Die Seilbahn wäre dann eine Dauerlösung, die nicht nach der LGS abgebaut wird?
Ja, so sehen wir das – wie fast alles an der LGS. Das Ziel ist, eine Stadtentwicklung für die nächsten 20 bis 30 Jahre anzustoßen, nicht alles nach dem Sommer 2030 wieder zurückzubauen. Z.B. sind auf der Bundesgartenschau in Heilbronn, die kürzlich eröffnet wurde, wunderschöne Grünflächen mit teilweise dichtem Baumbestand entstanden. Aber man weiß schon jetzt, dass dort in ein paar Jahren Wohnhäuser stehen werden. Das wird hier bei uns anders sein. Alle für die LGS entwickelten Grünflächen sollen dauerhaft erhalten bleiben.

Ulm 2030 ist ein großes Experiment. Ich kenne nicht alle Gartenschauen der vergangenen 30 Jahre, aber ich glaube, es ist einmalig, dass eine Hauptverkehrsachse als Ausgangspunkt zur Entwicklung einer LGS herangezogen werden soll. Neben der Wilhelmsburg mit den angrenzenden Grünflächen wagen wir uns damit an sehr schwierige Flächen heran. Das Ziel ist, deutlich mehr Grün und qualitätsvolle Freiflächen zu schaffen und so auch die Lebensqualität der Anwohner, z.B. im Dichterviertel langfristig zu verbessern. Dieses Denken steht im Mittelpunkt und die Frage ist, wie weit sich die Verkehrsflächen reduzieren lassen, um dieses Ziel zu erreichen.

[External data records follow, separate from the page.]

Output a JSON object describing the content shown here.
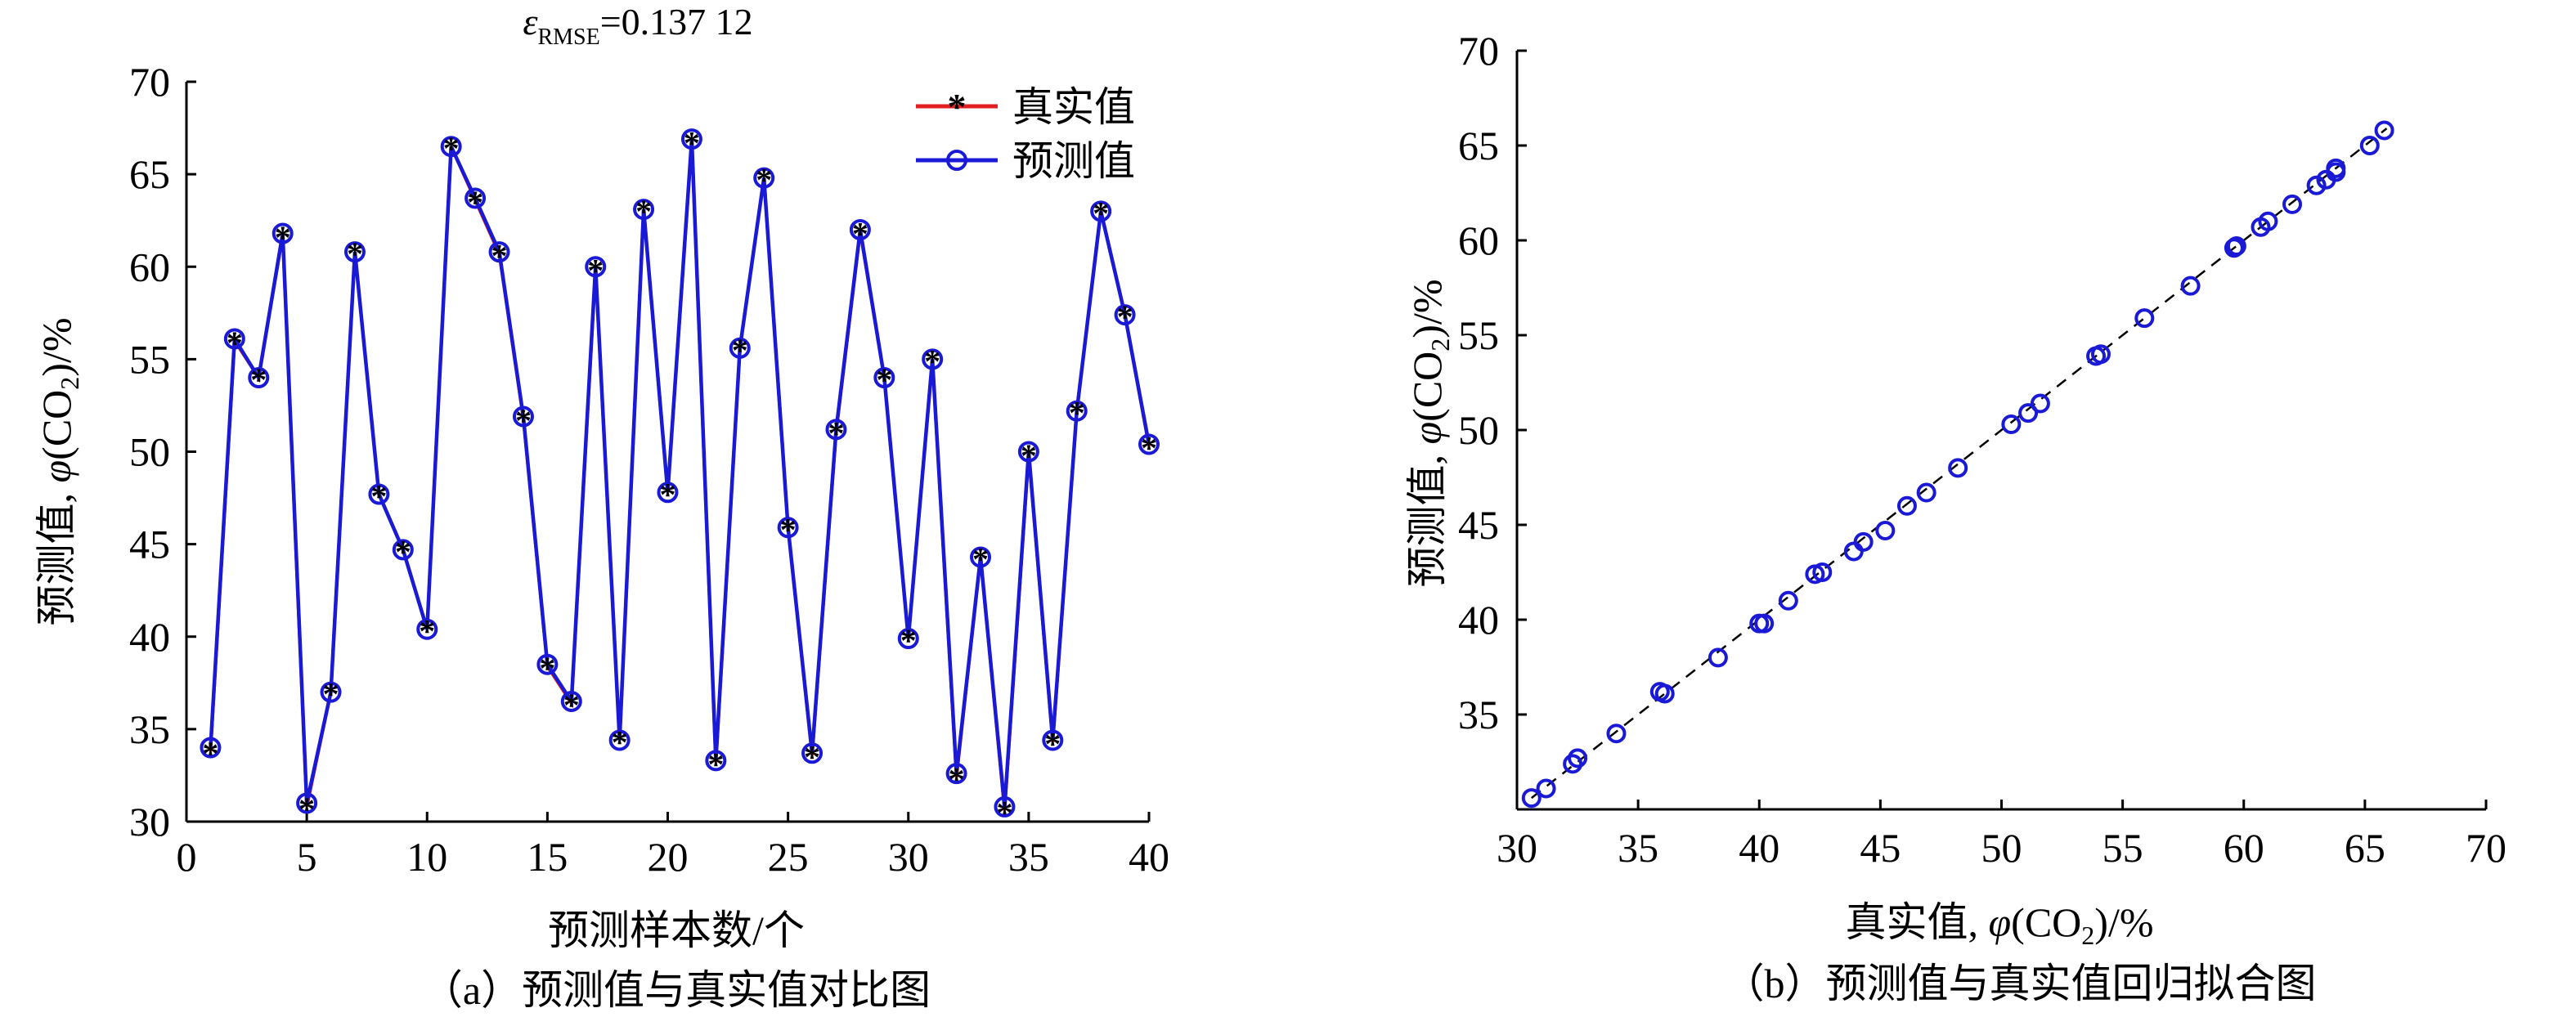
{
  "colors": {
    "true_series": "#e02020",
    "pred_series": "#1a1ad6",
    "axis": "#000000",
    "fit_line": "#000000"
  },
  "chart_data": [
    {
      "type": "line",
      "annotation": {
        "symbol": "ε",
        "subscript": "RMSE",
        "value": "=0.137 12"
      },
      "xlabel": "预测样本数/个",
      "ylabel": {
        "prefix": "预测值, ",
        "var": "φ",
        "open": "(",
        "chem": "CO",
        "sub": "2",
        "close": ")",
        "suffix": "/%"
      },
      "caption": "（a）预测值与真实值对比图",
      "xlim": [
        0,
        40
      ],
      "ylim": [
        30,
        70
      ],
      "xticks": [
        0,
        5,
        10,
        15,
        20,
        25,
        30,
        35,
        40
      ],
      "yticks": [
        30,
        35,
        40,
        45,
        50,
        55,
        60,
        65,
        70
      ],
      "legend": "top-right",
      "x": [
        1,
        2,
        3,
        4,
        5,
        6,
        7,
        8,
        9,
        10,
        11,
        12,
        13,
        14,
        15,
        16,
        17,
        18,
        19,
        20,
        21,
        22,
        23,
        24,
        25,
        26,
        27,
        28,
        29,
        30,
        31,
        32,
        33,
        34,
        35,
        36,
        37,
        38,
        39,
        40
      ],
      "series": [
        {
          "name": "真实值",
          "marker": "asterisk",
          "values": [
            33.8,
            56.0,
            54.0,
            61.7,
            30.8,
            37.0,
            60.8,
            47.7,
            44.7,
            40.4,
            66.5,
            63.6,
            60.7,
            51.8,
            38.4,
            36.4,
            59.9,
            34.4,
            63.1,
            47.8,
            66.8,
            33.2,
            55.6,
            64.8,
            45.9,
            33.6,
            51.1,
            61.9,
            54.0,
            39.9,
            55.0,
            32.4,
            44.3,
            30.6,
            49.9,
            34.3,
            52.2,
            63.0,
            57.4,
            50.3
          ]
        },
        {
          "name": "预测值",
          "marker": "circle",
          "values": [
            34.0,
            56.1,
            54.0,
            61.8,
            31.0,
            37.0,
            60.8,
            47.7,
            44.7,
            40.4,
            66.5,
            63.7,
            60.8,
            51.9,
            38.5,
            36.5,
            60.0,
            34.4,
            63.1,
            47.8,
            66.9,
            33.3,
            55.6,
            64.8,
            45.9,
            33.7,
            51.2,
            62.0,
            54.0,
            39.9,
            55.0,
            32.6,
            44.3,
            30.8,
            50.0,
            34.4,
            52.2,
            63.0,
            57.4,
            50.4
          ]
        }
      ]
    },
    {
      "type": "scatter",
      "xlabel": {
        "prefix": "真实值, ",
        "var": "φ",
        "open": "(",
        "chem": "CO",
        "sub": "2",
        "close": ")",
        "suffix": "/%"
      },
      "ylabel": {
        "prefix": "预测值, ",
        "var": "φ",
        "open": "(",
        "chem": "CO",
        "sub": "2",
        "close": ")",
        "suffix": "/%"
      },
      "caption": "（b）预测值与真实值回归拟合图",
      "xlim": [
        30,
        70
      ],
      "ylim": [
        30,
        70
      ],
      "xticks": [
        30,
        35,
        40,
        45,
        50,
        55,
        60,
        65,
        70
      ],
      "yticks": [
        35,
        40,
        45,
        50,
        55,
        60,
        65,
        70
      ],
      "fit_line": {
        "style": "dashed",
        "from": [
          30.6,
          30.6
        ],
        "to": [
          65.9,
          65.9
        ]
      },
      "points": [
        [
          30.6,
          30.6
        ],
        [
          31.2,
          31.1
        ],
        [
          32.3,
          32.4
        ],
        [
          32.5,
          32.7
        ],
        [
          34.1,
          34.0
        ],
        [
          35.9,
          36.2
        ],
        [
          36.1,
          36.1
        ],
        [
          38.3,
          38.0
        ],
        [
          40.0,
          39.8
        ],
        [
          40.2,
          39.8
        ],
        [
          41.2,
          41.0
        ],
        [
          42.3,
          42.4
        ],
        [
          42.6,
          42.5
        ],
        [
          43.9,
          43.6
        ],
        [
          44.3,
          44.1
        ],
        [
          45.2,
          44.7
        ],
        [
          46.1,
          46.0
        ],
        [
          46.9,
          46.7
        ],
        [
          48.2,
          48.0
        ],
        [
          50.4,
          50.3
        ],
        [
          51.1,
          50.9
        ],
        [
          51.6,
          51.4
        ],
        [
          53.9,
          53.9
        ],
        [
          54.1,
          54.0
        ],
        [
          55.9,
          55.9
        ],
        [
          57.8,
          57.6
        ],
        [
          59.6,
          59.6
        ],
        [
          59.7,
          59.7
        ],
        [
          60.7,
          60.7
        ],
        [
          61.0,
          61.0
        ],
        [
          62.0,
          61.9
        ],
        [
          63.0,
          62.9
        ],
        [
          63.4,
          63.2
        ],
        [
          63.8,
          63.6
        ],
        [
          63.8,
          63.8
        ],
        [
          65.2,
          65.0
        ],
        [
          65.8,
          65.8
        ]
      ]
    }
  ]
}
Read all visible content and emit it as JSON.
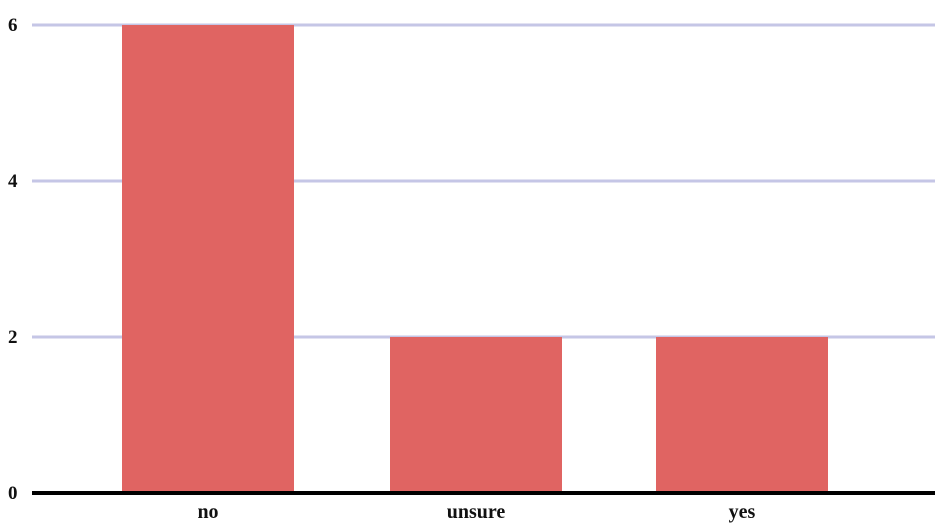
{
  "chart_data": {
    "type": "bar",
    "title": "",
    "xlabel": "",
    "ylabel": "",
    "categories": [
      "no",
      "unsure",
      "yes"
    ],
    "values": [
      6,
      2,
      2
    ],
    "ylim": [
      0,
      6
    ],
    "yticks": [
      0,
      2,
      4,
      6
    ],
    "grid": true,
    "legend": "none",
    "colors": {
      "bar": "#e06462",
      "grid": "#c5c6e6",
      "axis": "#000000"
    }
  }
}
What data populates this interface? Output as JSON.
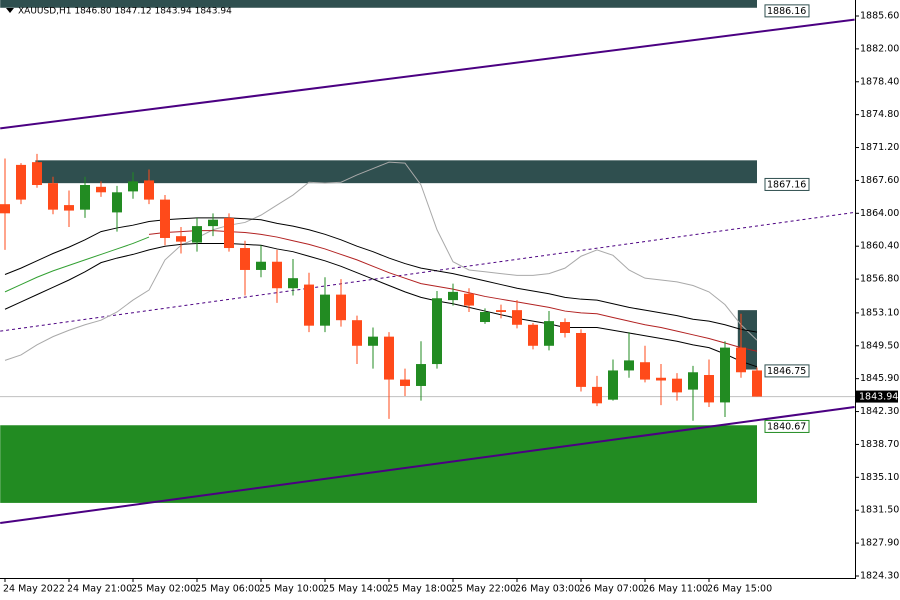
{
  "chart_data": {
    "type": "candlestick",
    "title": "XAUUSD,H1  1846.80 1847.12 1843.94 1843.94",
    "categories": [
      "24 May 2022",
      null,
      null,
      null,
      "24 May 21:00",
      null,
      null,
      null,
      "25 May 02:00",
      null,
      null,
      null,
      "25 May 06:00",
      null,
      null,
      null,
      "25 May 10:00",
      null,
      null,
      null,
      "25 May 14:00",
      null,
      null,
      null,
      "25 May 18:00",
      null,
      null,
      null,
      "25 May 22:00",
      null,
      null,
      null,
      "26 May 03:00",
      null,
      null,
      null,
      "26 May 07:00",
      null,
      null,
      null,
      "26 May 11:00",
      null,
      null,
      null,
      "26 May 15:00",
      null,
      null,
      null
    ],
    "open": [
      1865.0,
      1869.3,
      1869.6,
      1867.3,
      1864.9,
      1864.4,
      1866.9,
      1864.1,
      1866.4,
      1867.6,
      1865.5,
      1861.5,
      1860.8,
      1862.6,
      1863.5,
      1860.2,
      1857.8,
      1858.7,
      1855.8,
      1856.2,
      1851.7,
      1855.1,
      1852.3,
      1849.5,
      1850.5,
      1845.8,
      1845.1,
      1847.5,
      1854.5,
      1855.2,
      1852.1,
      1853.4,
      1853.4,
      1851.8,
      1849.5,
      1852.1,
      1850.9,
      1845.0,
      1843.6,
      1846.8,
      1847.7,
      1846.0,
      1845.9,
      1844.7,
      1846.3,
      1843.3,
      1849.3,
      1846.8
    ],
    "high": [
      1870.0,
      1869.5,
      1870.5,
      1868.0,
      1866.5,
      1868.0,
      1867.5,
      1867.0,
      1868.5,
      1868.8,
      1866.0,
      1862.5,
      1863.5,
      1864.0,
      1864.0,
      1861.0,
      1860.5,
      1860.0,
      1859.0,
      1857.5,
      1857.0,
      1856.8,
      1852.8,
      1851.5,
      1851.0,
      1847.0,
      1850.0,
      1855.5,
      1856.3,
      1855.8,
      1853.6,
      1854.0,
      1854.5,
      1852.0,
      1853.3,
      1852.5,
      1851.3,
      1846.2,
      1848.0,
      1851.0,
      1849.5,
      1847.5,
      1846.5,
      1847.3,
      1848.0,
      1850.0,
      1853.0,
      1847.12
    ],
    "low": [
      1860.0,
      1865.0,
      1866.8,
      1863.9,
      1862.5,
      1863.5,
      1865.8,
      1862.0,
      1865.6,
      1865.0,
      1860.5,
      1859.6,
      1859.8,
      1861.5,
      1859.8,
      1855.0,
      1857.0,
      1854.2,
      1855.0,
      1851.0,
      1851.0,
      1851.6,
      1847.5,
      1847.0,
      1841.5,
      1844.0,
      1843.5,
      1847.0,
      1853.9,
      1853.2,
      1851.9,
      1852.5,
      1851.4,
      1849.1,
      1849.0,
      1850.4,
      1844.5,
      1842.9,
      1843.5,
      1846.0,
      1845.5,
      1843.0,
      1843.5,
      1841.3,
      1842.8,
      1841.7,
      1846.0,
      1843.94
    ],
    "close": [
      1864.0,
      1865.5,
      1867.1,
      1864.4,
      1864.3,
      1867.1,
      1866.3,
      1866.3,
      1867.5,
      1865.5,
      1861.3,
      1860.9,
      1862.6,
      1863.3,
      1860.2,
      1857.8,
      1858.7,
      1855.8,
      1856.9,
      1851.7,
      1855.1,
      1852.3,
      1849.5,
      1850.5,
      1845.8,
      1845.1,
      1847.5,
      1854.7,
      1855.4,
      1853.9,
      1853.2,
      1853.2,
      1851.8,
      1849.5,
      1852.2,
      1850.9,
      1845.0,
      1843.2,
      1846.8,
      1847.9,
      1845.8,
      1845.7,
      1844.4,
      1846.6,
      1843.3,
      1849.3,
      1846.6,
      1843.94
    ],
    "up_color": "#228b22",
    "down_color": "#ff4a1a",
    "ylim": [
      1824.08,
      1887.35
    ],
    "yticks": [
      {
        "value": 1885.6,
        "label": "1885.60"
      },
      {
        "value": 1882,
        "label": "1882.00"
      },
      {
        "value": 1878.4,
        "label": "1878.40"
      },
      {
        "value": 1874.8,
        "label": "1874.80"
      },
      {
        "value": 1871.2,
        "label": "1871.20"
      },
      {
        "value": 1867.6,
        "label": "1867.60"
      },
      {
        "value": 1864,
        "label": "1864.00"
      },
      {
        "value": 1860.4,
        "label": "1860.40"
      },
      {
        "value": 1856.8,
        "label": "1856.80"
      },
      {
        "value": 1853.1,
        "label": "1853.10"
      },
      {
        "value": 1849.5,
        "label": "1849.50"
      },
      {
        "value": 1845.9,
        "label": "1845.90"
      },
      {
        "value": 1842.3,
        "label": "1842.30"
      },
      {
        "value": 1838.7,
        "label": "1838.70"
      },
      {
        "value": 1835.1,
        "label": "1835.10"
      },
      {
        "value": 1831.5,
        "label": "1831.50"
      },
      {
        "value": 1827.9,
        "label": "1827.90"
      },
      {
        "value": 1824.3,
        "label": "1824.30"
      }
    ],
    "zones": [
      {
        "from": -0.3,
        "to": 47,
        "low": 1886.5,
        "high": 1887.35,
        "color": "#2f4f4f"
      },
      {
        "from": 1.9,
        "to": 47,
        "low": 1867.3,
        "high": 1869.8,
        "color": "#2f4f4f"
      },
      {
        "from": -0.3,
        "to": 47,
        "low": 1832.3,
        "high": 1840.8,
        "color": "#228b22"
      },
      {
        "from": 45.8,
        "to": 47,
        "low": 1846.9,
        "high": 1853.4,
        "color": "#2f4f4f"
      }
    ],
    "lines": [
      {
        "color": "#a9a9a9",
        "values": [
          1847.9,
          1848.5,
          1849.6,
          1850.5,
          1851.2,
          1851.8,
          1852.3,
          1853.2,
          1854.5,
          1855.6,
          1858.9,
          1860.5,
          1861.3,
          1862.2,
          1862.7,
          1863.0,
          1863.8,
          1864.9,
          1866.0,
          1867.4,
          1867.3,
          1867.4,
          1868.2,
          1868.9,
          1869.6,
          1869.5,
          1867.1,
          1862.2,
          1858.7,
          1857.8,
          1857.6,
          1857.4,
          1857.2,
          1857.2,
          1857.4,
          1858.0,
          1859.3,
          1860.0,
          1859.4,
          1857.8,
          1856.9,
          1856.7,
          1856.5,
          1856.1,
          1855.4,
          1854.0,
          1851.8,
          1850.1
        ]
      },
      {
        "color": "#000000",
        "values": [
          1857.3,
          1858.0,
          1858.8,
          1859.6,
          1860.3,
          1861.1,
          1862.0,
          1862.4,
          1862.7,
          1863.1,
          1863.3,
          1863.4,
          1863.5,
          1863.5,
          1863.5,
          1863.4,
          1863.3,
          1862.9,
          1862.6,
          1862.2,
          1861.7,
          1861.1,
          1860.4,
          1859.8,
          1859.1,
          1858.5,
          1858.0,
          1857.7,
          1857.4,
          1857.0,
          1856.6,
          1856.2,
          1855.8,
          1855.5,
          1855.2,
          1854.8,
          1854.6,
          1854.5,
          1854.1,
          1853.7,
          1853.4,
          1853.1,
          1852.8,
          1852.4,
          1852.2,
          1851.8,
          1851.3,
          1851.0
        ]
      },
      {
        "color": "#000000",
        "values": [
          1853.5,
          1854.3,
          1855.1,
          1855.9,
          1856.7,
          1857.6,
          1858.6,
          1859.1,
          1859.5,
          1860.0,
          1860.4,
          1860.6,
          1860.7,
          1860.7,
          1860.7,
          1860.6,
          1860.5,
          1860.1,
          1859.8,
          1859.3,
          1858.8,
          1858.2,
          1857.5,
          1856.8,
          1856.1,
          1855.4,
          1854.8,
          1854.4,
          1854.1,
          1853.7,
          1853.3,
          1852.9,
          1852.5,
          1852.2,
          1851.9,
          1851.5,
          1851.5,
          1851.5,
          1851.2,
          1850.9,
          1850.6,
          1850.3,
          1850.0,
          1849.6,
          1849.3,
          1848.6,
          1847.8,
          1847.2
        ]
      },
      {
        "color": "#b22222",
        "values": [
          null,
          null,
          null,
          null,
          null,
          null,
          null,
          null,
          null,
          1861.7,
          1861.9,
          1862.0,
          1862.1,
          1862.1,
          1862.0,
          1861.9,
          1861.7,
          1861.4,
          1861.0,
          1860.6,
          1860.1,
          1859.5,
          1858.9,
          1858.2,
          1857.5,
          1856.9,
          1856.3,
          1856.0,
          1855.7,
          1855.3,
          1854.9,
          1854.6,
          1854.3,
          1854.0,
          1853.7,
          1853.3,
          1853.1,
          1853.0,
          1852.6,
          1852.2,
          1851.8,
          1851.5,
          1851.1,
          1850.7,
          1850.3,
          1849.8,
          1849.3,
          1848.9
        ]
      },
      {
        "color": "#32a032",
        "values": [
          1855.4,
          1856.2,
          1857.0,
          1857.7,
          1858.3,
          1858.9,
          1859.5,
          1860.1,
          1860.7,
          1861.4,
          null,
          null,
          null,
          null,
          null,
          null,
          null,
          null,
          null,
          null,
          null,
          null,
          null,
          null,
          null,
          null,
          null,
          null,
          null,
          null,
          null,
          null,
          null,
          null,
          null,
          null,
          null,
          null,
          null,
          null,
          null,
          null,
          null,
          null,
          null,
          null,
          null,
          null
        ]
      }
    ],
    "trendlines": [
      {
        "color": "#4b0082",
        "dashed": false,
        "x": [
          -0.3,
          53.1
        ],
        "y": [
          1873.3,
          1885.2
        ]
      },
      {
        "color": "#4b0082",
        "dashed": true,
        "x": [
          -0.3,
          53.1
        ],
        "y": [
          1851.1,
          1864.1
        ]
      },
      {
        "color": "#4b0082",
        "dashed": false,
        "x": [
          -0.3,
          53.1
        ],
        "y": [
          1830.1,
          1842.8
        ]
      }
    ],
    "price_labels": [
      {
        "value": 1886.16,
        "label": "1886.16",
        "color": "#2f4f4f"
      },
      {
        "value": 1867.16,
        "label": "1867.16",
        "color": "#2f4f4f"
      },
      {
        "value": 1846.75,
        "label": "1846.75",
        "color": "#2f4f4f"
      },
      {
        "value": 1840.67,
        "label": "1840.67",
        "color": "#228b22"
      }
    ],
    "current_price": {
      "value": 1843.94,
      "label": "1843.94"
    }
  }
}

Ein sehr nachhaltiges Konzept. Wie sehen Sie dabei die langfristigen Perspektiven für die Nutzung der Wilhelmsburg?
Da passiert ja bereits Einiges. Es gibt schon eine Achse mit Räumen, die vermietet werden und der Hof wird kulturell genutzt. In den nächsten Jahren soll das weiter mit Leben gefüllt werden, was wiederum eine weitere Erschließung nach sich ziehen wird. Da warten wir mit der LGS-Planung noch etwas ab. Möglicherweise geht die Entwicklung recht schnell, so dass wir dann gar nicht mehr viel machen müssen. Wenn nicht, sehe ich durch die LGS eine große Chance, dass wir z.B. Firmen finden, die dort ausstellen wollen und einen neuen Standort sehen. Möglichkeiten gibt es viele.

Z.B. auch für Museen? Die Räume würden sich ja durchaus eignen…
Ja, da haben wir ein tolles Potenzial. Es gibt auch bereits Anfragen von Galerien. Es soll aber eine gemischte Nutzung geben und eine Art neues Quartier entstehen, mit Ausstellungen und Museen, gewerblicher Nutzung und auch besonderen Wohnformen. Das ist baurechtlich nicht einfach, aber durchaus möglich.

Wie ist der Planungshorizont für die LGS, reicht es, wenn man 5 Jahre vorher konkret einsteigt?
Ich denke ja. Aber es gibt auch langfristigere Planungen, etwa für das Umfeld des Ehinger Tors oder die Planung von Brückenbauwerken. Da müssen wir jetzt bald ran. Deshalb auch die Expertenklausur im Herbst. In der Bewerbung haben wir z.B. auch den Glacis-Steg, der das Blaubeurer Tor mit der Kienlesbergbastion verbinden soll, als neue Brücke oder auch als Erweiterung der bestehenden. Da wir uns hier mit der Bahn abstimmen müssen, wird das wohl ein paar Jahre länger dauern.

Vielen Dank für das Interview, wir hoffen auf eine weiterhin so positive Entwicklung.